Mr. Johnson says he needs to keep the no-deal option on the table to give him leverage in talks in Brussels, because an abrupt exit would also damage continental economies, if not as much as Britain’s.

On Monday, he said that the rebels were trying to “chop the legs” from his negotiating position at a time when he is making progress, although the Brexit secretary, Stephen Barclay, gave a more downbeat assessment of those negotiations.

Mr. Hammond told the BBC on Tuesday that Mr. Johnson’s claim was “disingenuous” because there was “no progress going on” in discussions in Brussels. One of the most unlikely of rebels, Mr.

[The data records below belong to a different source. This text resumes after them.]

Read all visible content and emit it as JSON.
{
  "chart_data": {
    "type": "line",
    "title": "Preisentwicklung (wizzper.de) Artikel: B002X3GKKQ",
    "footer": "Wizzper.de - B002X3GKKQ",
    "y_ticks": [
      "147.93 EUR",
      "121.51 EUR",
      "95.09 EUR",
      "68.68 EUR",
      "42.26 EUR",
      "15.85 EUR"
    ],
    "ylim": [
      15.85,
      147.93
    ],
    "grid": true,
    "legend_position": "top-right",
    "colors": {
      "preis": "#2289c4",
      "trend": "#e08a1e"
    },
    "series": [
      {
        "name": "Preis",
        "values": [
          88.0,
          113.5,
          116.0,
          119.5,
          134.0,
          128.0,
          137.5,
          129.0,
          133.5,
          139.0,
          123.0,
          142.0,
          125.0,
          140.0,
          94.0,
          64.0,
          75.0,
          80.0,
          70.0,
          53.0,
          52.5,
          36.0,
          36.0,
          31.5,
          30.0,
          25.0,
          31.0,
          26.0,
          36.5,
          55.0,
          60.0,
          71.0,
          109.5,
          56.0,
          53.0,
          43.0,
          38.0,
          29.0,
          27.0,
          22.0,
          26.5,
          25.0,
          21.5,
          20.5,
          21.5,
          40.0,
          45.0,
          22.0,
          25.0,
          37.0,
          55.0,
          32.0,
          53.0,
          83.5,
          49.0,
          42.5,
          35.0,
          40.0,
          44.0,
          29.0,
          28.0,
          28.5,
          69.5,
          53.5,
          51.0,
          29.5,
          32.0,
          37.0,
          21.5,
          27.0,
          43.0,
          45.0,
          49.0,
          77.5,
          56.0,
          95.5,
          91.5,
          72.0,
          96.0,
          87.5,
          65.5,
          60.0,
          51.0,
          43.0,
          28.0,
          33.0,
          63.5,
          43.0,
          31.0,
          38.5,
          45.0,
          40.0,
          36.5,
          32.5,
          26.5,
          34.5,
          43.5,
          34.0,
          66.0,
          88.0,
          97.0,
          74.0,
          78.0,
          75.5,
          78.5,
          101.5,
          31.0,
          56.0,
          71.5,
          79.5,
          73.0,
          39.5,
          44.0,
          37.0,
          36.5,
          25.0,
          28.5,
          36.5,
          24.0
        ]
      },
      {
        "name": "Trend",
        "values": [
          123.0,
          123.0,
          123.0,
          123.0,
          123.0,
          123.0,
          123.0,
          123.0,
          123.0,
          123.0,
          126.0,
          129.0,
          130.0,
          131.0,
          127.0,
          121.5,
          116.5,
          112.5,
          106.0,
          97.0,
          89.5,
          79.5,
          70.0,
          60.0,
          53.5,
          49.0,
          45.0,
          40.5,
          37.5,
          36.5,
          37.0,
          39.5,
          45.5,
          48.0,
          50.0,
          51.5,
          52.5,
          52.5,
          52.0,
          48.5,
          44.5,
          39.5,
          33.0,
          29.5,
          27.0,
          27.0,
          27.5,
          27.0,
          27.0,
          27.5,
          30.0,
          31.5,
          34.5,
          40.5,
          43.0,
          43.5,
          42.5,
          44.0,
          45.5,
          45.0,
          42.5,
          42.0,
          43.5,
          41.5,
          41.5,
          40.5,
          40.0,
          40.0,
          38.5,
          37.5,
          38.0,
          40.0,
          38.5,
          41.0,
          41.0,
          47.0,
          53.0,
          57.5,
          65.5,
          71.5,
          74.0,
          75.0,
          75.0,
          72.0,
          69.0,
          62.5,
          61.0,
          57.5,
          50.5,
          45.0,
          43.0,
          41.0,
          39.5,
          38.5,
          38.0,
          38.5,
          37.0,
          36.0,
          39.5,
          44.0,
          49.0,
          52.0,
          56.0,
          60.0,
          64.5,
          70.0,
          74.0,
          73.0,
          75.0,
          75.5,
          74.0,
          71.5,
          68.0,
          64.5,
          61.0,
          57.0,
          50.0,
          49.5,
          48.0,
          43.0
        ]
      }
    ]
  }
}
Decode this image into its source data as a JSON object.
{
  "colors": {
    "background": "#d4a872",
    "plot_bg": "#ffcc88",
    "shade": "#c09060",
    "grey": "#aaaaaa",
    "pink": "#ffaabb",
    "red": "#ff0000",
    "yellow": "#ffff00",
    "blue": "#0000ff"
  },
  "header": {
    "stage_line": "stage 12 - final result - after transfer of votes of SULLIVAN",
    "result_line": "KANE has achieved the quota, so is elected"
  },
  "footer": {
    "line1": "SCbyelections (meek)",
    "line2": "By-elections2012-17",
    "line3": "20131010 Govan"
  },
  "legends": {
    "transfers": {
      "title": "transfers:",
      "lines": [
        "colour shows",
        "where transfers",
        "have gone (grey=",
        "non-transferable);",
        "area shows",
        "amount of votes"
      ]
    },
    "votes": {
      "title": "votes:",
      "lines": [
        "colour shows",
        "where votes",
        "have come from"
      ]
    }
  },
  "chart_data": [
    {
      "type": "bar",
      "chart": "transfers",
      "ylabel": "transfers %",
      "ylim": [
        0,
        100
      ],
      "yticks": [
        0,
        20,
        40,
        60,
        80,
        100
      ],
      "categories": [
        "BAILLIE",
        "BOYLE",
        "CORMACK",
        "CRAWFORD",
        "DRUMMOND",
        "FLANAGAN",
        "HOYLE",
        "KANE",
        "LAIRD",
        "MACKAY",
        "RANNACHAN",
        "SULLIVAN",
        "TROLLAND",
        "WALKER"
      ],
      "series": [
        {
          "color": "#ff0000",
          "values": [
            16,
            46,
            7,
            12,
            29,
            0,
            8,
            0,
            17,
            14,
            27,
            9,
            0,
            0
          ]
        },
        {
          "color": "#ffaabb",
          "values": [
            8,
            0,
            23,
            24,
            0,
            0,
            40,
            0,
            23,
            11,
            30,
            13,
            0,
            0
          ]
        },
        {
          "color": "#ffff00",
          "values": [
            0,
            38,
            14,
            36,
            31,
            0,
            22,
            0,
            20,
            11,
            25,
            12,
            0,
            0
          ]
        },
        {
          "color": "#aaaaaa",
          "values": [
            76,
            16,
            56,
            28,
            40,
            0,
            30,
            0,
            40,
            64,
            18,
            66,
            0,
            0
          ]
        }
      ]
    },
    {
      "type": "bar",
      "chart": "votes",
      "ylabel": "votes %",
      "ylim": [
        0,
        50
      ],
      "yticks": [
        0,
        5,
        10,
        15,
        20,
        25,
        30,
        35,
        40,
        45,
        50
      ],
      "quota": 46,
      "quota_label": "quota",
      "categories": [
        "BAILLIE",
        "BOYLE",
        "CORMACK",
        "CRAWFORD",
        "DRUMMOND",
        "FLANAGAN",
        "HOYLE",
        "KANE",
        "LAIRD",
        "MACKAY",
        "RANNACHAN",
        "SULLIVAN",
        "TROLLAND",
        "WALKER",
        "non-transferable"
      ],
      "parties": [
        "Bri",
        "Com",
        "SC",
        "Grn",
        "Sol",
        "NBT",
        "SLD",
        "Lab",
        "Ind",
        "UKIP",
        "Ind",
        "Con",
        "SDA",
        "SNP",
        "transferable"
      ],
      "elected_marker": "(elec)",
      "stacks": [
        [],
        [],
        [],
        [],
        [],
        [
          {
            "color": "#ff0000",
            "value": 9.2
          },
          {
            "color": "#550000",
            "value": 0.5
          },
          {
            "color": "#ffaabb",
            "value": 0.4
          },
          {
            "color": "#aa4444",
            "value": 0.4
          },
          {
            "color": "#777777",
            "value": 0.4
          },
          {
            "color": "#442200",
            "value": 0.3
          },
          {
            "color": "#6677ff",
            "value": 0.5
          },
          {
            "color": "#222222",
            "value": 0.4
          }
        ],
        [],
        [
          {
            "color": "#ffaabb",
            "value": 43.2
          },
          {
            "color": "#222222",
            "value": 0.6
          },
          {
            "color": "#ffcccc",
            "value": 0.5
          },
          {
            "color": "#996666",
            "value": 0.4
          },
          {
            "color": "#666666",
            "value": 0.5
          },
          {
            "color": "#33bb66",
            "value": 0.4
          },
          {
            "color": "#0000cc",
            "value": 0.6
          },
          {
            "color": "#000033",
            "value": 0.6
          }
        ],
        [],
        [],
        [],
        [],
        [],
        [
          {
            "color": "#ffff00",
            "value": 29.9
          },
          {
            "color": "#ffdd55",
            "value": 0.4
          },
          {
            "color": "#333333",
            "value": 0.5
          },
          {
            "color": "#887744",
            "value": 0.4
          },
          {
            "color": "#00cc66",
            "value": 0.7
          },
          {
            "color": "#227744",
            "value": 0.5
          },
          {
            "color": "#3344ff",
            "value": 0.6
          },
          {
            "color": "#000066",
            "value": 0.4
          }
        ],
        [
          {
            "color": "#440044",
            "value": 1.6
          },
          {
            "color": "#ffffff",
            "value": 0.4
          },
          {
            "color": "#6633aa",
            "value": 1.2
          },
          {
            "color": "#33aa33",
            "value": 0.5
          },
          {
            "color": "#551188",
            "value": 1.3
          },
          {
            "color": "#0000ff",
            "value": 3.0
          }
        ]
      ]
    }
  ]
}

Hammond was a senior member of the cabinet two months ago, and his downbeat style and focus on economic detail earned him the nickname “Spreadsheet Phil.”

But he accused his enemies of trying to turn the Conservative Party from “a broad church into a narrow faction,” and criticized Mr. Johnson’s close aide Dominic Cummings.

If Mr. Johnson does pursue a general election, Mr. Hammond said he would try to block that push.

There is so little trust in British politics that Mr. Johnson’s opponents fear that he might request an election for Oct. 14 but then switch the date until after Oct. 31 as part of a move to lock in a no-deal withdrawal.

Labour, which has its own polarizing leader in Jeremy Corbyn, has said that its priority is to stop Britain leaving the European Union without a deal because of concerns about what such a departure would mean for the economy.

But Labour’s stance underscores that the backdrop to everything in British politics is a sense that a general election is looming, with key players maneuvering for the most advantageous moment.

Even with the support of 10 lawmakers from Northern Ireland, the government has a working majority in Parliament of just one, a position that cannot be sustained by any administration for long, let alone one facing the challenge of Brexit.

Mr. Johnson is trying to unite the political right, particularly Brexit supporters frustrated with Britain’s failure to leave the bloc earlier this year. Some Tories fear that they face an existential threat from Nigel Farage’s Brexit Party, leading to a belief that Mr. Johnson must pursue a no-deal Brexit, whatever the economic cost, to save his party.

Others think that the disruption likely to flow from such a rupture would make it impossible for the government to win a vote.